Es war spät geworden und ich glaubte unentdeckt zu bleiben. Ein Klopfen an die geschlossene Jalousien ließ uns plötzlich verstummen. Katharina öffnete ein Fenster und fragte, wer da sei. Alle hatten wir damit gerechnet, dass es andere Burschen seien. Aber Katharinas Miene und die Antwort "ja ich komme gleich" ließ uns Schlimmeres ahnen. Sie schloss das Fenster und sagte kurz: "der Herr Prediger", also mein Vater der Schulrektor war da. Ein Glück, dass das "Gassentürchen" abgeschlossen war, sonst wäre mein Vater schon vor der verschlossenen Haustür gestanden. Nun hieß es schnell handeln. Wir mussten verschwinden. Aber wohin? Am einfachsten wäre es gewesen, durch den Hof in die Scheune zu laufen.
Da hätte uns mein Vater aber sicher gehört. Katharina fand schnell eine Teillösung. Sie zeigte auf einen Schrank, der vor einer Tür stand und meinte, dahinter hätten 2-3 von uns Platz. Wir packten an, ein Ruck, und schon konnte Johann hinter den Schrank schlüpfen. Dabei hatte er den Staub, der sich dort im Laufe der Jahre gesammelt hatte, aufgewirbelt, so dass Georg zurückwich und sich weigerte dort Unterschlupf zu suchen. Der Schrank wurde zurückgeschoben und Georg entschloss sich, während der Zeit wo mein Vater vom Gassentürchen zur Haustür ging, aus dem Fenster zu springen, das ziemlich tief lag. Was sollte mit Michael und mir geschehen? Ich sah das große Bauernbett mit den vielen gestickten Kissen, das in keiner großen Stube fehlte und drängte Michael, darunter zu kriechen. Während Katharina zum Gassentürchen ging, zwängte auch ich mich unter das Bett. Platz für zwei schmächtige Bürschchen wäre da gewesen, aber zu unserem großen Unglück stand unter dem Bett ein Korb mit Emailgeschirr. Um nicht entdeckt zu werden musste ich mich zum Teil auf Michael legen. Kaum hatte ich eine halbwegs annehmbare Position eingenommen, trat mein Vater in die gute Stube. Georg war unbemerkt durch das Fenster entwischt, und die Mädchen bemühten sich ruhig zu erscheinen.

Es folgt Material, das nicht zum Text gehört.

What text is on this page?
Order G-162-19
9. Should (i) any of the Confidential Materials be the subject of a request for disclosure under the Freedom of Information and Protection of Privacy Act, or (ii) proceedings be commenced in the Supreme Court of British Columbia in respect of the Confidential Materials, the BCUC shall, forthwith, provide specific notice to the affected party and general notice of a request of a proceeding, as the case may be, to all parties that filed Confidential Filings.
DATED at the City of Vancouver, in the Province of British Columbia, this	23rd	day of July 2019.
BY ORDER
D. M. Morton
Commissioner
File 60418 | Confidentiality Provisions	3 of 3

Katharina bot meinem Vater einen Stuhl an, und er setzte sich zu ihnen. Lachend fragte er, wie viele Burschen schon zu Besuch gewesen seien. Die Mädchen beteuerten treuherzig, dass sie keine Burschen ins Haus lassen würden. Glücklicherweise begann mein Vater mit den Mädeln zu plaudern, denn es geschah etwas, was uns fast verraten hätte. Michael flüsterte mir zu, er könne nicht mehr richtig atmen, weil ich sozusagen auf ihm lag. Ich konnte nicht nach außen hin rücken, weil ich sonst entdeckt worden wäre. Ich flüsterte ihm zu, ein wenig nach innen zu rücken, was er auch versuchte. Da geschah das Unglück. Er reichte leicht an den Korb mit dem Geschirr an, und das gab einen Laut, der von allen wahrgenommen wurde. Aber die kluge Katharina rettete die Situation. Weil es draußen kalt war, durfte die Katze im Haus bleiben. Katharina machte zwei Schritte in Richtung Ofen und rief "Kaatz". Mit diesem Ausruf pflegte man gewöhnlich Katzen zu verscheuchen. Zusätzlich sagte sie noch, um weiter abzulenken "Diesen Katzen genügt das, was man ihnen zu fressen gibt nicht, die müssen noch am ungewaschenen Geschirr herumlecken". Damit war die Situation gerettet. Mein Vater ging bald weg. Michael und ich krochen schweißgebadet unter dem Bett heraus und holten Johann hinter dem Schrank hervor, der endlich ungehemmt niesen konnte. Georg hatte sich aus dem Staub gemacht. Vorsichtig verließen wir das Haus und schlichen nach Hause.
Als ich nach Jahren meinem Vater mein Vergehen berichtete, sagte er schmunzelnd: "Gut, dass ich euch nicht erwischt habe, denn für uns beide und auch die anderen wäre der schöne Abend richtig verdorben worden".